Tayyara, who helped found EDP in 1985, is concerned about the group’s lack of results throughout the years.
He is concerned about the county and city’s continued funding of EDP with little or no results to show from it.
He is worried about the county commissioners being pressured into future funding of EDP after the Craig City Council gave the EDP’s new mission statement a green light.
He is concerned because he wants everyone to be on the same page, and he’s afraid they’re not. That is why he recently asked for a meeting among the commissioners, the City Council and the EDP Board of Directors.
The Editorial Board believes these are all valid concerns, and that a meeting with all the entities is appropriate.

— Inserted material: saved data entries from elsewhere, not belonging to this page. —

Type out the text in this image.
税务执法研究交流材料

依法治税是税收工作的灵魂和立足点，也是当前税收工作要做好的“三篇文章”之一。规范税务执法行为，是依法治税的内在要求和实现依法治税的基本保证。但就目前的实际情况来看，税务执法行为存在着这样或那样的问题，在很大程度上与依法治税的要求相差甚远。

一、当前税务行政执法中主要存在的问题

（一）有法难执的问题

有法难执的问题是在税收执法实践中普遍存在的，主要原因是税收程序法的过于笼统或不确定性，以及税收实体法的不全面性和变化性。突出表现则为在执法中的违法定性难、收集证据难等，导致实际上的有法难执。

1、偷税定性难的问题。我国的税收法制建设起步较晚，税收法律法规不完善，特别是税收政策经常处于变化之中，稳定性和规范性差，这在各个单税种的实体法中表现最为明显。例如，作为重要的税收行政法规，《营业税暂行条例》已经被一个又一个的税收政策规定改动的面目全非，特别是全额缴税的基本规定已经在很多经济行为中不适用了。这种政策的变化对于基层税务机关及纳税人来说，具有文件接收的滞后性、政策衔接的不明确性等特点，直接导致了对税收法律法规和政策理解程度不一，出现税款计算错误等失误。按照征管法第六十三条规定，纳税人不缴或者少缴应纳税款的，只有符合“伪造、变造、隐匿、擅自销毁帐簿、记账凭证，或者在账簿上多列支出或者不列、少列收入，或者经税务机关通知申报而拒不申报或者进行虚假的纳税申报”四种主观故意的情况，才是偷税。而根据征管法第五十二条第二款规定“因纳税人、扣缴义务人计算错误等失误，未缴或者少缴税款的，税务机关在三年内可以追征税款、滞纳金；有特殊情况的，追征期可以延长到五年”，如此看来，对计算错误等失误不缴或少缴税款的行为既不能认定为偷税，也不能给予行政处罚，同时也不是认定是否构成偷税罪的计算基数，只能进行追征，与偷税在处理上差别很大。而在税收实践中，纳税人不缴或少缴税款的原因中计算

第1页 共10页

However, we also believe it would be foolish to not continue funding EDP. At least at this time.
Various Craig Daily Press editorial boards, which rotate community members every three months, have been as critical of EDP’s lack of results as anybody; however, we’ve also maintained that an effective EDP is critical to Craig and Moffat County’s future.
The current Editorial Board’s opinion on this stance is no different than previous boards.
Although some might contend that economic development is not needed during prosperous times, the Editorial Board believes that notion is simply wrong. When times are good in a boom-and-bust economy, such as Moffat County, that is the time EDP should be focusing on building an infrastructure that is not reliant on the booms and busts.
In other words, EDP can help create a more stable future.
And looking toward the future is what the Editorial Board believes the current EDP board has been doing.
After Tim Gibbs resigned as the EDP executive director in April, the EDP board members did something very hard – they took the proverbial mirror and looked at what was wrong.
They’ve researched and redefined who they are. The board is seemingly putting itself in charge of the future director as opposed to the director running them. They have an interim director in place, and they’re looking at ways to advertise regionally.
In other words, they’ve learned from past mistakes, and putting together a plan for the future.
The Editorial Board applauds this effort.
But one might wonder why this time is different than the past.
The answer: Leadership.
And by that, we mean getting leadership from the City Council and County Commissioners.
Before funding is yanked from EDP, the council and commissioners need to give EDP tangible goals that need to be met. While some contend that it is hard to measure what EDP is doing, the editorial board disagrees.
You can count the number of businesses you’ve contacted, you can report on the progress of working with state and county entities to better the area, you can count the number of grants you are working and/or getting, and when all of that is said and done, you can count the number of businesses and employees EDP helped bring to the area.
At the aforementioned, yet-to-be-set meeting, that is exactly what the council and commissioners should do. Give EDP a set criteria. The council and commissioners can choose the measurable. It is the Editorial Board’s opinion that this hasn’t happened in the past, or it wasn’t articulated loud enough, and this organization is too important to simply give up on.
And seemingly, the county commissioners have done little to help with the vision for EDP’s future other than fund it. Although the City Council has had someone at EDP meetings, recently the county commissioners’ seat at the table has been noticeably vacant.
Don’t take this wrong. Tayyara and others have valid reasons to be concerned.
But it’s more concerning to give up on an organization that, if run correctly, could redefine the future of the area.